Direct numerical simulations (DNS) of combustion provide valuable insights into the physical and chemical aspects of the flow-flame interaction, thereby improving our fundamental understanding of combustion processes that occur in practical devices. The information obtained from the simulation complements experimental observations by providing three-dimensional characterizations of the combustion evolution and interaction with the flow that are not available in experiments. Besides, DNS is employed to develop a high-fidelity database that can be used to verify and validate the modeling approximations used in lower fidelity calculations, such as those given by the large eddy simulation (LES) and Reynolds-averaged Navier-Stokes (RANS) approaches.
The effect of turbulence on premixed flame propagation characteristics has been a long-standing fundamental question in combustion research. Many existing theoretical descriptions are based on simple chemistry and at weak to moderate levels of flame wrinkling,
and thus, need to be carefully assessed at higher levels of turbulence with consideration of detailed chemical pathways for combustion. To this end, high resolution direct numerical simulations (DNS) of three-dimensional premixed flame propagation
through homogeneous isotropic turbulent flows have been conducted at high Reynolds and Karlovitz numbers, and the detailed simulation data are analyzed to investigate various statistical characteristics of turbulent flame dynamics.

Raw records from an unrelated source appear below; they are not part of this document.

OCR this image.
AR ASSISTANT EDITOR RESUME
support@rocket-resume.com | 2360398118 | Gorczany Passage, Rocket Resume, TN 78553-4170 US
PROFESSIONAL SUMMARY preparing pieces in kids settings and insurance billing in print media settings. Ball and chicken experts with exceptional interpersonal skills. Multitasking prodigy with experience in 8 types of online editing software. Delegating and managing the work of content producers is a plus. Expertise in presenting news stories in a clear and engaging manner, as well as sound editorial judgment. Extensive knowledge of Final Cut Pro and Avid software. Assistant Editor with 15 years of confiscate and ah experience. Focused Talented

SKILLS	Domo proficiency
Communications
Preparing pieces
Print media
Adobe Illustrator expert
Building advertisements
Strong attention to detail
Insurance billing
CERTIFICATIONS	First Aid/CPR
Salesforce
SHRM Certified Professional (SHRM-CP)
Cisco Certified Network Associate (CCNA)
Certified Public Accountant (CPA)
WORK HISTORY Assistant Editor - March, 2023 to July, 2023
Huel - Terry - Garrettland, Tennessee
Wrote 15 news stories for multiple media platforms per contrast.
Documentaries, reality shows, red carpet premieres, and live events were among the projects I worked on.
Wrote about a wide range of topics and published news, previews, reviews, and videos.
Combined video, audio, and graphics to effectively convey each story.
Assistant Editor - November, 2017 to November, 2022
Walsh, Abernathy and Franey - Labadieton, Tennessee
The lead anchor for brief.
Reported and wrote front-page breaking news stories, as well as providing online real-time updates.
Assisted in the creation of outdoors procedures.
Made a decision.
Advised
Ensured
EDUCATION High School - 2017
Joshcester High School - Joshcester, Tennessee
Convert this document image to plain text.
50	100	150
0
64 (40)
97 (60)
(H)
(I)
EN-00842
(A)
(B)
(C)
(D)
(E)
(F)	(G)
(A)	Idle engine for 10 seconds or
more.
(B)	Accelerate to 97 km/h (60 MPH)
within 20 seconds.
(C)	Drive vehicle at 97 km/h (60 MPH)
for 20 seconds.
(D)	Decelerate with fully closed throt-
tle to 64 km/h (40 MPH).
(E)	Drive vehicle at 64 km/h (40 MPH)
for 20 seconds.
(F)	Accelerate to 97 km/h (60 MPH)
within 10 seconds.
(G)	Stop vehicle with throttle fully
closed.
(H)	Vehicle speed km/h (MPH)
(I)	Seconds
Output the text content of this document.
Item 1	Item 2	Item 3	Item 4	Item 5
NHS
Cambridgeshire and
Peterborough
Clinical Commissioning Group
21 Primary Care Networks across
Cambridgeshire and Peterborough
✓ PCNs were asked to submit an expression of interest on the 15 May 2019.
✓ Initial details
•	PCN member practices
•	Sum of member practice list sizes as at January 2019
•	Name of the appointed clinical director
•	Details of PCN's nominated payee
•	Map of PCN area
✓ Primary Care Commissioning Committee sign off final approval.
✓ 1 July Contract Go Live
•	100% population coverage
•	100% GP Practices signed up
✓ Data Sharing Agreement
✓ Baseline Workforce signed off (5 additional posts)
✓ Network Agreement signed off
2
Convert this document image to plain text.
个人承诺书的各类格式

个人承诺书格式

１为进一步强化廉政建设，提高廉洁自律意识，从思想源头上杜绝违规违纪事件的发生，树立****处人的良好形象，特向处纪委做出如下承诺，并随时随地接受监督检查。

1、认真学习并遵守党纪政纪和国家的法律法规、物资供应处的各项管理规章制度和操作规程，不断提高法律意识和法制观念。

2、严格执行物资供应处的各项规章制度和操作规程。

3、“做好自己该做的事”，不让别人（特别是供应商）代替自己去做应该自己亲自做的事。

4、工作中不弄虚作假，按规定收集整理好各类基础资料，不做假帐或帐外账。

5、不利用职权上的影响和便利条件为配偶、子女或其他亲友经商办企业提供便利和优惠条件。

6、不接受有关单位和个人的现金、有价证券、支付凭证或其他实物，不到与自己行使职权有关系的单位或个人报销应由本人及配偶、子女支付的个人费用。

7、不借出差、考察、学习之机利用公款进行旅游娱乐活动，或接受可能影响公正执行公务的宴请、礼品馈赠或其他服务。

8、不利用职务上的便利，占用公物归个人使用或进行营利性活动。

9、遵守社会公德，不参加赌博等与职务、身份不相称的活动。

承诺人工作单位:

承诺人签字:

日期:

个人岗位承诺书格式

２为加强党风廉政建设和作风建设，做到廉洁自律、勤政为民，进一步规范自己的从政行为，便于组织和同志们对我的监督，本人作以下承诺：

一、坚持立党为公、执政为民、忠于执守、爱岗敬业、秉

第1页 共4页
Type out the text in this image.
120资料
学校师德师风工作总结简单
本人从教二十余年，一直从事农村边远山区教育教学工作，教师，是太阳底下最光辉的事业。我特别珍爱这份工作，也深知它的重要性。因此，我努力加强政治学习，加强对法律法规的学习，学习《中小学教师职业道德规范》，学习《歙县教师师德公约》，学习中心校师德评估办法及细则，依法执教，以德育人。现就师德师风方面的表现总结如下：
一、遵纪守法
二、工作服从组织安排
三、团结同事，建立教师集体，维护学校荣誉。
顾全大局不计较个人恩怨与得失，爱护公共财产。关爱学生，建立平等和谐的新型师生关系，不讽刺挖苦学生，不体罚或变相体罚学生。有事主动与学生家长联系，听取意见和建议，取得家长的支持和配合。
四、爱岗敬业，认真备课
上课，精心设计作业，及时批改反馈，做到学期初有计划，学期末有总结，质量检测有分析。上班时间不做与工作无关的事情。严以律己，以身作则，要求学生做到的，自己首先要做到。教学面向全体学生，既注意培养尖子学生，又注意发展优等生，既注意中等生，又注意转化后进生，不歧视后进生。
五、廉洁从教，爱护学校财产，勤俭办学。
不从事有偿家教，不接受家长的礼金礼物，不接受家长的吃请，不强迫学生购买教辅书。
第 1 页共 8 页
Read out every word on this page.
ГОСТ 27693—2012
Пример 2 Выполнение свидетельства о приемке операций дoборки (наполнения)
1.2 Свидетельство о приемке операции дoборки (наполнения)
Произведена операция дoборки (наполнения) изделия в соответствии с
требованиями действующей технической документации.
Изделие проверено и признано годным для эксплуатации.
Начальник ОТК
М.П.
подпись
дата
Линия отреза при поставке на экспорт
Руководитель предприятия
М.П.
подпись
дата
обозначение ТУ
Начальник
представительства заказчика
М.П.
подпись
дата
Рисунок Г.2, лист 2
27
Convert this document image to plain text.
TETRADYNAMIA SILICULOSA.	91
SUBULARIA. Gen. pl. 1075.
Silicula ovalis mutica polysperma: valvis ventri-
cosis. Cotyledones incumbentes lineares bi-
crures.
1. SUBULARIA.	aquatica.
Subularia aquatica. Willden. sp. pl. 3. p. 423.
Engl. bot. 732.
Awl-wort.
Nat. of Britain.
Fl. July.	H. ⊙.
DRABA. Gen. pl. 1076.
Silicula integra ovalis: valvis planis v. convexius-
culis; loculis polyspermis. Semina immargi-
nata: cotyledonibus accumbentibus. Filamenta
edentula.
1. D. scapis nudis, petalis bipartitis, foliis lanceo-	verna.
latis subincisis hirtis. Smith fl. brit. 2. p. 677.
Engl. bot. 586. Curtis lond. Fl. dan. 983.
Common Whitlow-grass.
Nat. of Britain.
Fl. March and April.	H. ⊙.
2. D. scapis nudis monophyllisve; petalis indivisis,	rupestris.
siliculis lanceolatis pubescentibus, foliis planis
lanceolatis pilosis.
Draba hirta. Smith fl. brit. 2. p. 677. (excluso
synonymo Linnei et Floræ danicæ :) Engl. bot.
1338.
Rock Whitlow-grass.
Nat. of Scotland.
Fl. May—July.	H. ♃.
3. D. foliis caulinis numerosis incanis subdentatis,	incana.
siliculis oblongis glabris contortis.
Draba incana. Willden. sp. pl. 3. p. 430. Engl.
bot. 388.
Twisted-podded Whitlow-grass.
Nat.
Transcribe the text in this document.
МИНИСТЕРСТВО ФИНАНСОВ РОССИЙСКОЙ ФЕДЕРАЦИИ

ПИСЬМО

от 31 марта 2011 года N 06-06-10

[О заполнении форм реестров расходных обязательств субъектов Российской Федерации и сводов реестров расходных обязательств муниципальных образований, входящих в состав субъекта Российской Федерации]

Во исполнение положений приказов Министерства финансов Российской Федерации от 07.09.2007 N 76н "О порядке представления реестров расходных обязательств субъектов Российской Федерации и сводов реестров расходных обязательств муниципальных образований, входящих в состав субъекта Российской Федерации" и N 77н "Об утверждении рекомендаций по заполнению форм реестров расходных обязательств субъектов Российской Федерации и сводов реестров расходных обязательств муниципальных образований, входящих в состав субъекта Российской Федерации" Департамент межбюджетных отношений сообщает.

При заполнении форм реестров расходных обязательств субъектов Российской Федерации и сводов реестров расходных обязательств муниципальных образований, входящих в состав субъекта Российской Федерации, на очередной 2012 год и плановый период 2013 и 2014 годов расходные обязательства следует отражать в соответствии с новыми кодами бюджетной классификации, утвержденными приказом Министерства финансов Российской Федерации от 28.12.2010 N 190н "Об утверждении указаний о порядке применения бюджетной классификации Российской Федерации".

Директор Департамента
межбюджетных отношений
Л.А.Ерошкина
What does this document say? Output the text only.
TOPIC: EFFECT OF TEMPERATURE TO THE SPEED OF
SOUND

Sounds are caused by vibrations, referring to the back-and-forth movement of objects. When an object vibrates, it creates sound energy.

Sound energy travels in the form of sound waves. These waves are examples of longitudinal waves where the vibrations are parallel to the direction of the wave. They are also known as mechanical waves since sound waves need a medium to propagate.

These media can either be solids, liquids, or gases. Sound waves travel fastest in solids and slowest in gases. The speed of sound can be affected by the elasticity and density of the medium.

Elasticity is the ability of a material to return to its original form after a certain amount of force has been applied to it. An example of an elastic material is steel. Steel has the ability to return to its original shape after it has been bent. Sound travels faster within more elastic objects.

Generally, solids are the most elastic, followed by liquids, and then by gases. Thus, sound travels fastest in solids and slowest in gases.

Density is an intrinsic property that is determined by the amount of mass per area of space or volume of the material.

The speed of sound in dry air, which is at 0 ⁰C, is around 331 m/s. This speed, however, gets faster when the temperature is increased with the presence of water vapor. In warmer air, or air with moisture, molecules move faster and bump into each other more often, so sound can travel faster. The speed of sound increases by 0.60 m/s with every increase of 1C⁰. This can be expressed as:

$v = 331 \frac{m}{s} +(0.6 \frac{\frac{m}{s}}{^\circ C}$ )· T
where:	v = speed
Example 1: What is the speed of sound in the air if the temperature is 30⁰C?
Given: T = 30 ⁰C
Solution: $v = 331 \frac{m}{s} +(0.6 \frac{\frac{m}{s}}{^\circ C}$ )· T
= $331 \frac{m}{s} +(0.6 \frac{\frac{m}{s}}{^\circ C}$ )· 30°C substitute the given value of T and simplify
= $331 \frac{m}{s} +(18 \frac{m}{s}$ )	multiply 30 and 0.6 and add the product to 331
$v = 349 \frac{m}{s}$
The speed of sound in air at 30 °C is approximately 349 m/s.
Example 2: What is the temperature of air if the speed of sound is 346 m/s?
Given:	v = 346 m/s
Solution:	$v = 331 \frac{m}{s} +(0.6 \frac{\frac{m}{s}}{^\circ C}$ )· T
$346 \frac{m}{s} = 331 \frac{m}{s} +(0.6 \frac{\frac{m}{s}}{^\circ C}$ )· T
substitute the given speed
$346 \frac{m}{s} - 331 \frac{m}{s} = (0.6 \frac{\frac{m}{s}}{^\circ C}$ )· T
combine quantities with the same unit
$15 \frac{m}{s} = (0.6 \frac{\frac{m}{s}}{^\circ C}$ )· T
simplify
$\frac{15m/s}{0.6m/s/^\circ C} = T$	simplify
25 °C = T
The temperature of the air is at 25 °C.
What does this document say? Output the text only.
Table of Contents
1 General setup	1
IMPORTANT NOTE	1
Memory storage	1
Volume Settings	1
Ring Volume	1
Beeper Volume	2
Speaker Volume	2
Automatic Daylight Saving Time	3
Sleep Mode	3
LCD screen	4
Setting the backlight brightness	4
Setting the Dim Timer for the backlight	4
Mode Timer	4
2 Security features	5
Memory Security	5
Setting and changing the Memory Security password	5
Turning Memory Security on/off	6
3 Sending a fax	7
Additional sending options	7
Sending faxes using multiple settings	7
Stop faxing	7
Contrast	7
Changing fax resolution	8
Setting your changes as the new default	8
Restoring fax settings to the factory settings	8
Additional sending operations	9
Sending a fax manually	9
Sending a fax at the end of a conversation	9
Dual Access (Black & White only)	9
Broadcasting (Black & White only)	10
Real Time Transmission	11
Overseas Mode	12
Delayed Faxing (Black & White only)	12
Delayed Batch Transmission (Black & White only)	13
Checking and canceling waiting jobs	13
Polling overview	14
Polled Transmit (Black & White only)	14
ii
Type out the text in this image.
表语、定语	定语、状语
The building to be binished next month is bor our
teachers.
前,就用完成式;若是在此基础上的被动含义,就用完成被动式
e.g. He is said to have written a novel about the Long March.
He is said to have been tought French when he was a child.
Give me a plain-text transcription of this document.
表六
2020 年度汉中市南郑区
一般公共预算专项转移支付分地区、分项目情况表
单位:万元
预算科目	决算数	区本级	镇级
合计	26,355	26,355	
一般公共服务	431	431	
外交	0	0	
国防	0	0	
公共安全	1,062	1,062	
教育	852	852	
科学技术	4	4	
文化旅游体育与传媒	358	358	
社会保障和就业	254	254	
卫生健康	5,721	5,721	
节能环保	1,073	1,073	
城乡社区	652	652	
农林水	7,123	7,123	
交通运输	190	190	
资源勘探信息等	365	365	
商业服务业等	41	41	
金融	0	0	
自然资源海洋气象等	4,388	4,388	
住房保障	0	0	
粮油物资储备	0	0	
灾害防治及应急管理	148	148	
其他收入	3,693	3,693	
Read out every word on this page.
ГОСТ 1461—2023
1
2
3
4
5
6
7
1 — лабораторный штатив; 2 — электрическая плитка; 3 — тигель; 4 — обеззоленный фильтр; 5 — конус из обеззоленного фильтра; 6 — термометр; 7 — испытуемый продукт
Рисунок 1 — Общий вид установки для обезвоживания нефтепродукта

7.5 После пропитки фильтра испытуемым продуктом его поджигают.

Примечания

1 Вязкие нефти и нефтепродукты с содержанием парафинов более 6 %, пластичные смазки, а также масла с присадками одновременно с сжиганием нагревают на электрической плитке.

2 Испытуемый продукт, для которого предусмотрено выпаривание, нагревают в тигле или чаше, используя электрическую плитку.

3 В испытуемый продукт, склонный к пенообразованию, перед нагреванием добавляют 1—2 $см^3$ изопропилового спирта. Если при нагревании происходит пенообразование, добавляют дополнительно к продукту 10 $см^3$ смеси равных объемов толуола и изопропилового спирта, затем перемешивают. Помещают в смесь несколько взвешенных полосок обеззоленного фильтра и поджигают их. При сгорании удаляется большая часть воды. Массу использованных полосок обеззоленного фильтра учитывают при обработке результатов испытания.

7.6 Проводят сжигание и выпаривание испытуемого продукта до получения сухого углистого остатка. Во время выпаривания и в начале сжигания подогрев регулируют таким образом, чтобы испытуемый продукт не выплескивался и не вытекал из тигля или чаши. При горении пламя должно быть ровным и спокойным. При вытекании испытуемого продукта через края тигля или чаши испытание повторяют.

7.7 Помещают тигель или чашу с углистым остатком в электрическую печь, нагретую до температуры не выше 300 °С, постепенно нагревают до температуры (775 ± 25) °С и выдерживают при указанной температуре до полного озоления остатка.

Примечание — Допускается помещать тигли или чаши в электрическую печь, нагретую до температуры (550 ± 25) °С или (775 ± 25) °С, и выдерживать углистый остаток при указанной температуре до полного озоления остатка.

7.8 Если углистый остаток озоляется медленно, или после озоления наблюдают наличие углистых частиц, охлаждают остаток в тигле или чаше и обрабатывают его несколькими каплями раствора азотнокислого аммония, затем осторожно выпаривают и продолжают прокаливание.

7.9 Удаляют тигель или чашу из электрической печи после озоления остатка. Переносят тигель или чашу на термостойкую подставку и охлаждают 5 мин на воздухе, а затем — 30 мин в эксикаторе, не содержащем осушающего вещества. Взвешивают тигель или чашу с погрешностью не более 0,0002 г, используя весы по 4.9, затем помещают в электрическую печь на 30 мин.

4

Other fundamental issues on turbulence-flame interaction, such as the alignment of strain rate eigenvectors with the scalar gradient at different temperature iso-surfaces, and the resulting characteristics of the intermittency in the scalar dissipation rates, are currently being investigated in practically relevant turbulent conditions, e.g., elevated pressures, using complex kinetics schemes. As pressure is increased, the flame front gets thinner, more small-scale wrinkling is generated and larger curvatures are observed. Hence, these computations require very fine resolutions. In addition, the employment of detailed kinetics models to simulate the combustion of fuels related to practical applications, such as syngas, DME and methanol, enables the investigation of highly turbulent premixed flames of practical interest. The temporally and spatially resolved simulation data allow us to study flame structures that have not been explored in the past. Furthermore, the Markstein number effect on the turbulent flame speed is also thoroughly investigated, since it is known that the normalized turbulent flame speed decreases with increasing Lewis number or Markstein number. This mechanism affects the turbulent flame speed in primarily two ways: (i) by changing the average local burning rate through tangential straining, and (ii) by changing the overall flame surface area due to differential propagation at positive/negative curvatures. Finally, we have been investigating the turbulent flame topology of highly turbulent premixed flames in the distributed combustion regime, where the small scale turbulent eddies penetrate through the flame making the detection of the flame front a challenging task.